O governo do presidente Lula (PT) sofreu uma derrota no Congresso Nacional nesta quarta-feira (8), com a derrubada da Medida Provisória (MP) 1303, que propunha um aumento de impostos para equilibrar as contas públicas. Diante da falta de votos para aprovação na Câmara dos Deputados, a proposta foi retirada de pauta no último dia de sua validade, o que na prática enterra o texto. Em resposta, o Palácio do Planalto já admite a necessidade de um contingenciamento de despesas, que pode afetar programas sociais e resultar em um bloqueio de até R$ 10 bilhões em emendas parlamentares. O presidente Luiz Inácio Lula da Silva (PT) se manifestou, afirmando que a decisão não é uma derrota do governo, mas “ao povo brasileiro”

A sessão desta quarta-feira selou o destino da medida, que enfrentava forte resistência de partidos do centrão e da oposição. O governo, já ciente da iminente derrota, optou por uma estratégia de confronto político, levando a disputa ao plenário para, segundo o próprio presidente Lula, expor os parlamentares contrários à medida e sustentar o discurso de que o Congresso age para manter privilégios dos mais ricos. A avaliação no Planalto é que a votação se transformou em uma antecipação da corrida eleitoral de 2026.

A batalha política e a antecipação de 2026
Nos bastidores, a articulação contra a MP foi intensa. Líderes de partidos como PP, União Brasil, PSD e Republicanos fecharam questão contra o texto. O governador de São Paulo, Tarcísio de Freitas (Republicanos), é apontado por governistas como um dos principais articuladores da derrota, embora ele negue a atuação.

“Não faz sentido, depois de romperem o acordo, nós mantermos o texto do acordo. Até o último momento vamos lutar, mas de fato armaram uma armadilha contra o governo”, declarou o líder do PT na Câmara, Lindbergh Farias (RJ), que classificou a atuação de Tarcísio como um “papel nefasto”. O relator da MP, deputado Carlos Zarattini (PT-SP), afirmou que o governador “vestiu o figurino de candidato”.
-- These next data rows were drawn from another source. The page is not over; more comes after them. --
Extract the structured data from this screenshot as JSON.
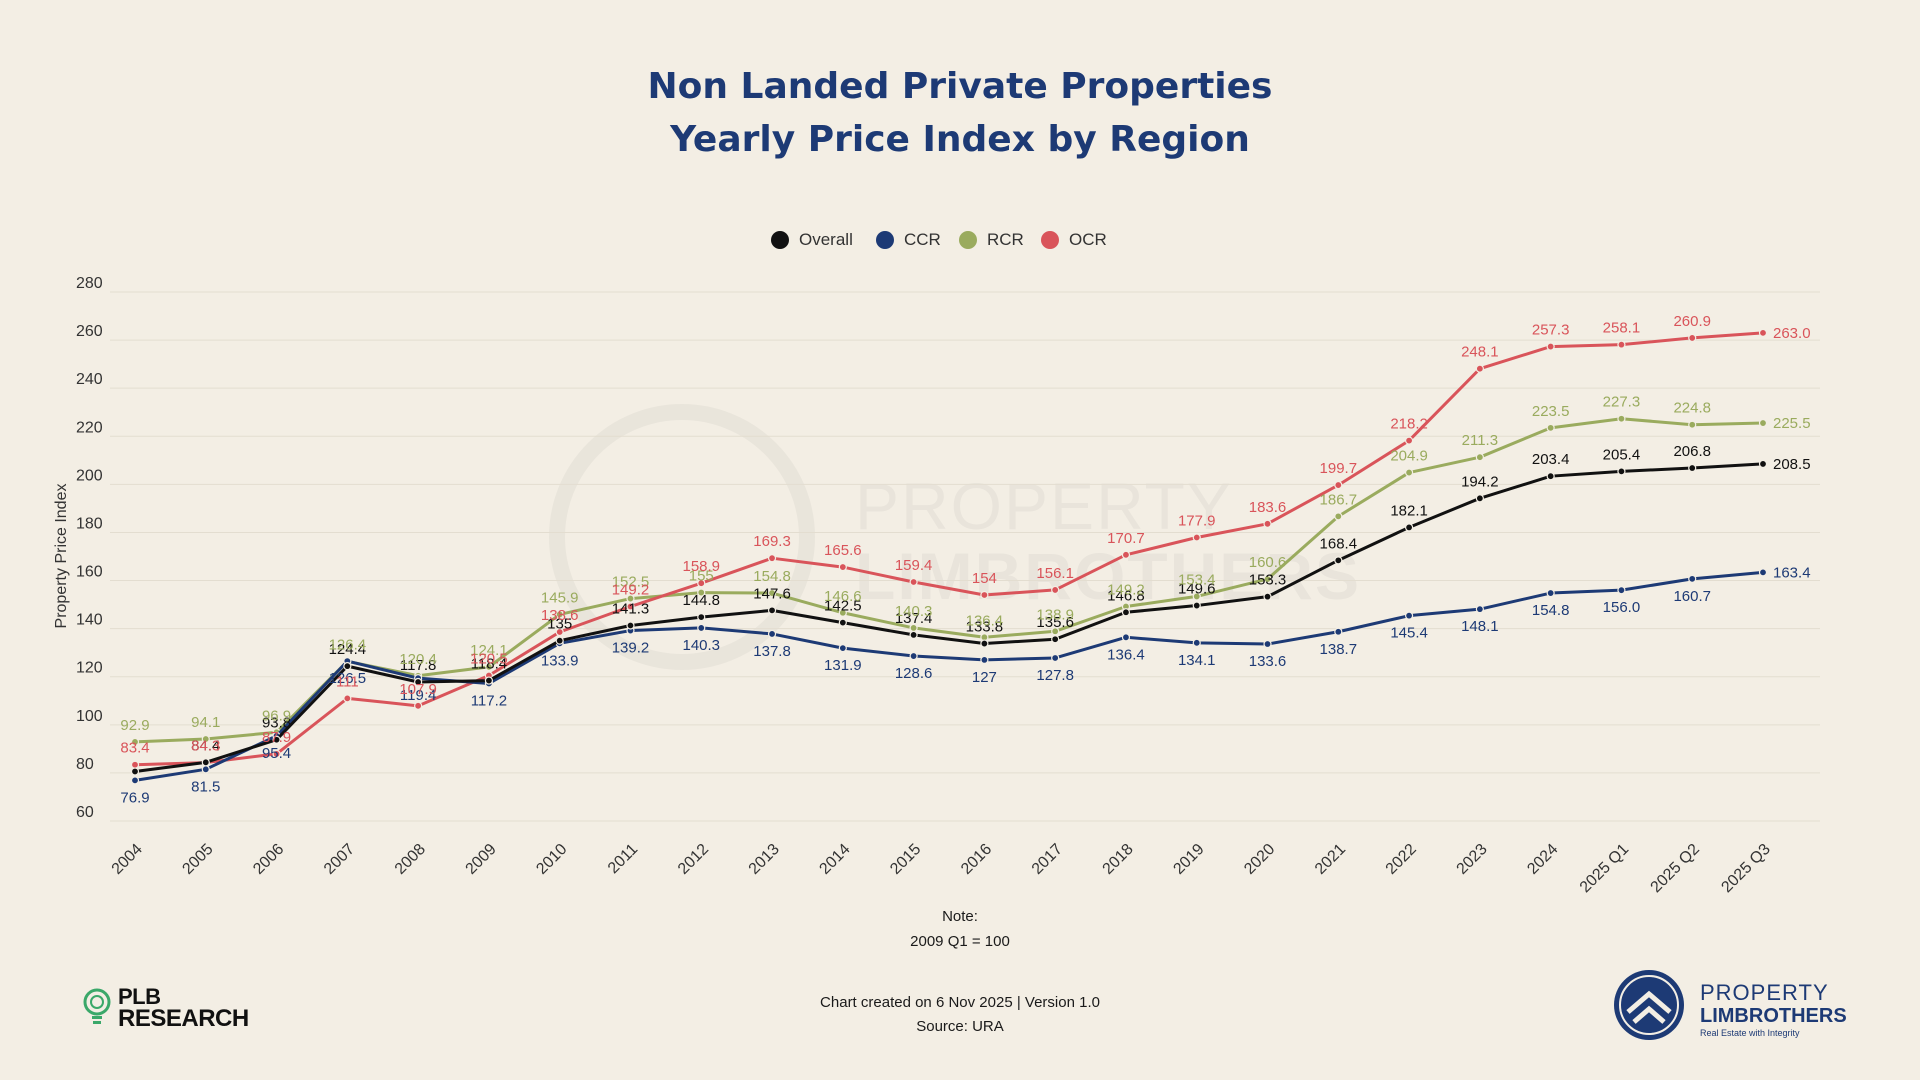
{
  "title_line1": "Non Landed Private Properties",
  "title_line2": "Yearly Price Index by Region",
  "note_label": "Note:",
  "note_text": "2009 Q1 = 100",
  "created": "Chart created on 6 Nov 2025 | Version 1.0",
  "source": "Source: URA",
  "logo_left": {
    "line1": "PLB",
    "line2": "RESEARCH"
  },
  "logo_right": {
    "line1": "PROPERTY",
    "line2": "LIMBROTHERS",
    "tagline": "Real Estate with Integrity"
  },
  "watermark": {
    "line1": "PROPERTY",
    "line2": "LIMBROTHERS"
  },
  "chart_data": {
    "type": "line",
    "ylabel": "Property Price Index",
    "ylim": [
      60,
      280
    ],
    "yticks": [
      60,
      80,
      100,
      120,
      140,
      160,
      180,
      200,
      220,
      240,
      260,
      280
    ],
    "grid": true,
    "legend_position": "top-center",
    "categories": [
      "2004",
      "2005",
      "2006",
      "2007",
      "2008",
      "2009",
      "2010",
      "2011",
      "2012",
      "2013",
      "2014",
      "2015",
      "2016",
      "2017",
      "2018",
      "2019",
      "2020",
      "2021",
      "2022",
      "2023",
      "2024",
      "2025 Q1",
      "2025 Q2",
      "2025 Q3"
    ],
    "series": [
      {
        "name": "Overall",
        "color": "#111111",
        "values": [
          80.6,
          84.4,
          93.8,
          124.4,
          117.8,
          118.4,
          135,
          141.3,
          144.8,
          147.6,
          142.5,
          137.4,
          133.8,
          135.6,
          146.8,
          149.6,
          153.3,
          168.4,
          182.1,
          194.2,
          203.4,
          205.4,
          206.8,
          208.5
        ],
        "labels": [
          "",
          "84.4",
          "93.8",
          "124.4",
          "117.8",
          "118.4",
          "135",
          "141.3",
          "144.8",
          "147.6",
          "142.5",
          "137.4",
          "133.8",
          "135.6",
          "146.8",
          "149.6",
          "153.3",
          "168.4",
          "182.1",
          "194.2",
          "203.4",
          "205.4",
          "206.8",
          "208.5"
        ]
      },
      {
        "name": "CCR",
        "color": "#1d3a75",
        "values": [
          76.9,
          81.5,
          95.4,
          126.5,
          119.4,
          117.2,
          133.9,
          139.2,
          140.3,
          137.8,
          131.9,
          128.6,
          127,
          127.8,
          136.4,
          134.1,
          133.6,
          138.7,
          145.4,
          148.1,
          154.8,
          156.0,
          160.7,
          163.4
        ],
        "labels": [
          "76.9",
          "81.5",
          "95.4",
          "126.5",
          "119.4",
          "117.2",
          "133.9",
          "139.2",
          "140.3",
          "137.8",
          "131.9",
          "128.6",
          "127",
          "127.8",
          "136.4",
          "134.1",
          "133.6",
          "138.7",
          "145.4",
          "148.1",
          "154.8",
          "156.0",
          "160.7",
          "163.4"
        ]
      },
      {
        "name": "RCR",
        "color": "#9aab5e",
        "values": [
          92.9,
          94.1,
          96.9,
          126.4,
          120.4,
          124.1,
          145.9,
          152.5,
          155,
          154.8,
          146.6,
          140.3,
          136.4,
          138.9,
          149.2,
          153.4,
          160.6,
          186.7,
          204.9,
          211.3,
          223.5,
          227.3,
          224.8,
          225.5
        ],
        "labels": [
          "92.9",
          "94.1",
          "96.9",
          "126.4",
          "120.4",
          "124.1",
          "145.9",
          "152.5",
          "155",
          "154.8",
          "146.6",
          "140.3",
          "136.4",
          "138.9",
          "149.2",
          "153.4",
          "160.6",
          "186.7",
          "204.9",
          "211.3",
          "223.5",
          "227.3",
          "224.8",
          "225.5"
        ]
      },
      {
        "name": "OCR",
        "color": "#d9545a",
        "values": [
          83.4,
          84.3,
          87.9,
          111,
          107.9,
          120.5,
          138.6,
          149.2,
          158.9,
          169.3,
          165.6,
          159.4,
          154,
          156.1,
          170.7,
          177.9,
          183.6,
          199.7,
          218.2,
          248.1,
          257.3,
          258.1,
          260.9,
          263.0
        ],
        "labels": [
          "83.4",
          "84.3",
          "87.9",
          "111",
          "107.9",
          "120.5",
          "138.6",
          "149.2",
          "158.9",
          "169.3",
          "165.6",
          "159.4",
          "154",
          "156.1",
          "170.7",
          "177.9",
          "183.6",
          "199.7",
          "218.2",
          "248.1",
          "257.3",
          "258.1",
          "260.9",
          "263.0"
        ]
      }
    ]
  }
}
A percepção de que a disputa extrapolou o debate técnico e fiscal é unânime entre os governistas. Pela manhã, a coluna Mônica Bergamo, da Folha, já informava que faltavam cerca de 50 votos para garantir a vitória do governo. Deputados petistas também veem a derrubada da MP como uma espécie de “revanche” do centrão após o revés sofrido na votação da PEC da Blindagem, que foi contrariada pela bancada do PT.

A reação do Governo
Com a derrota confirmada, a estratégia do governo se volta para a gestão das consequências e para a disputa da narrativa. O presidente Lula definiu o tom da reação ao afirmar que a medida buscava justiça fiscal. “A decisão da Câmara de derrubar a medida provisória que corrigia injustiças no sistema tributário não é uma derrota imposta ao governo, mas ao povo brasileiro. Essa medida reduzia distorções ao cobrar a parte justa de quem ganha e lucra mais. Dos mais ricos”, declarou.

Segundo o presidente, impedir a aprovação da MP significa limitar os investimentos em políticas públicas. “O que está por trás dessa decisão é a aposta de que o país vai arrecadar menos para limitar as políticas públicas e os programas sociais que beneficiam milhões de brasileiros. É jogar contra o Brasil”, completou Lula.

O líder do governo no Congresso, senador Randolfe Rodrigues (PT-AP), afirmou que o Executivo dispõe de um “arsenal de reação” e que um contingenciamento será inevitável. “Imagino que contingenciamento, caso não tenha MP, venha R$ 7 bi a R$ 8 bi… R$ 7 a R$ 10 bi de contingenciamento só de emendas”, disse o senador, alertando que os cortes também atingirão outras áreas.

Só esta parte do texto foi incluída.